# Butler table hinges



## Steve D P (30 Mar 2009)

Hi all,

First time here. Can only describe myself as a 'hobbyist' so forgive my very simple question:

I am building a "butler cart/trolley'' but I am having problems with the hinges which are supposed to close at 90° but actually close (all 4 ) at about 85°; is there a trick, or have I missed one?

Steve
(incomplete newbie)


----------



## Oryxdesign (30 Mar 2009)

Hi and welcome.
Got any pictures?


----------



## AndyT (30 Mar 2009)

Do you mean this sort of thing?

http://www.spurgeonlewis.com/gallery/main.php?g2_view=core.ShowItem&g2_itemId=388

Andy


----------



## Steve D P (31 Mar 2009)

Oryxdesign":1q0c2cnx said:


> Hi and welcome.
> Got any pictures?



Ah, Oryxdesign, I am not sure whether I can simply cut a paste a photo. The FAQs seems to suggest that I must upload them to a public server (it'll take me some time to sort that one out)!!!


----------



## Steve D P (31 Mar 2009)

AndyT":1573kj4h said:


> Do you mean this sort of thing?
> 
> http://www.spurgeonlewis.com/gallery/main.php?g2_view=core.ShowItem&g2_itemId=388
> 
> Andy



Hi Andy, yes what I am making is very similar but my version is about 29" high, on trolly wheels and with a lower shelf with brass anti-topple railings (for the bottles ; - ).
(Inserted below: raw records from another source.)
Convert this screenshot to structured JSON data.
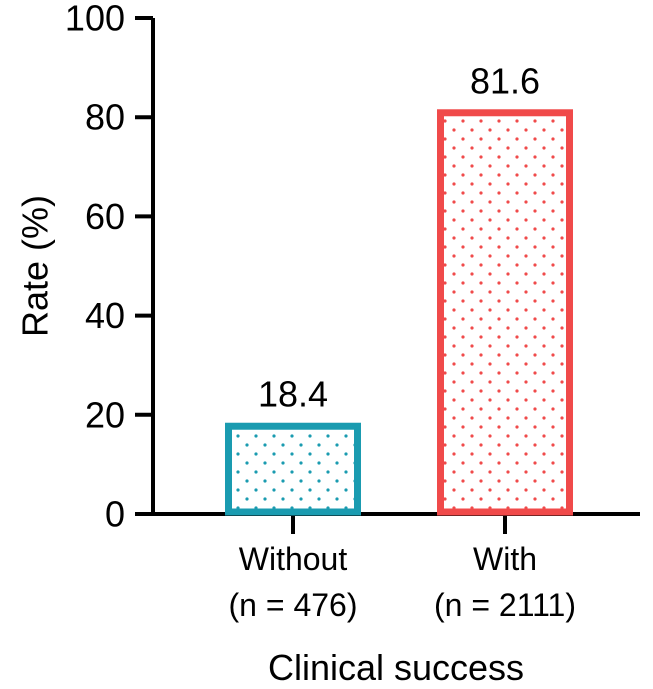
{
  "chart_data": {
    "type": "bar",
    "categories": [
      "Without",
      "With"
    ],
    "category_sublabels": [
      "(n = 476)",
      "(n = 2111)"
    ],
    "values": [
      18.4,
      81.6
    ],
    "data_labels": [
      "18.4",
      "81.6"
    ],
    "colors": [
      "#1a9bb0",
      "#f04a4a"
    ],
    "fill_pattern": "dotted",
    "title": "",
    "xlabel": "Clinical success",
    "ylabel": "Rate (%)",
    "ylim": [
      0,
      100
    ],
    "yticks": [
      0,
      20,
      40,
      60,
      80,
      100
    ],
    "ytick_labels": [
      "0",
      "20",
      "40",
      "60",
      "80",
      "100"
    ],
    "grid": false,
    "legend": "none"
  }
}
My problem is that the hinges do not close to 90° and so if fitted all the "leaves" would be sloping inwards....


----------



## AndyT (4 Apr 2009)

I just spotted the sort of hinges you need for a butler tray in the Rutlands catalogue - described as having a sprung stop at 90 degrees. Next to them were some superficially similar hinges for drop-leaf tables - which would swing a bit beyond 90. I wonder if someone has sold you the wrong sort?

Rutlands pages here http://rutlands.co.uk/cgi-bin/psProdSrch.cgi/@cTable [email protected]::0::user::1,0,0,1:: - compare the first/second items with fifth/sixth.

Hth

Andy


----------



## Steve D P (5 Apr 2009)

AndyT":2rqeg1ar said:


> I just spotted the sort of hinges you need for a butler tray in the Rutlands catalogue - described as having a sprung stop at 90 degrees. Next to them were some superficially similar hinges for drop-leaf tables - which would swing a bit beyond 90. I wonder if someone has sold you the wrong sort?
> 
> Rutlands pages here http://rutlands.co.uk/cgi-bin/psProdSrch.cgi/@cTable [email protected]::0::user::1,0,0,1:: - compare the first/second items with fifth/sixth.
> 
> ...




Hi Andy,

Thanks for the answer: sadly I bought these hinges from Rutlands! All four are the same and I 'phoned Rutlands and they checked their stock and at that time at least all their stock hinges were the same (closing to 85° not 90°). 

Steve


----------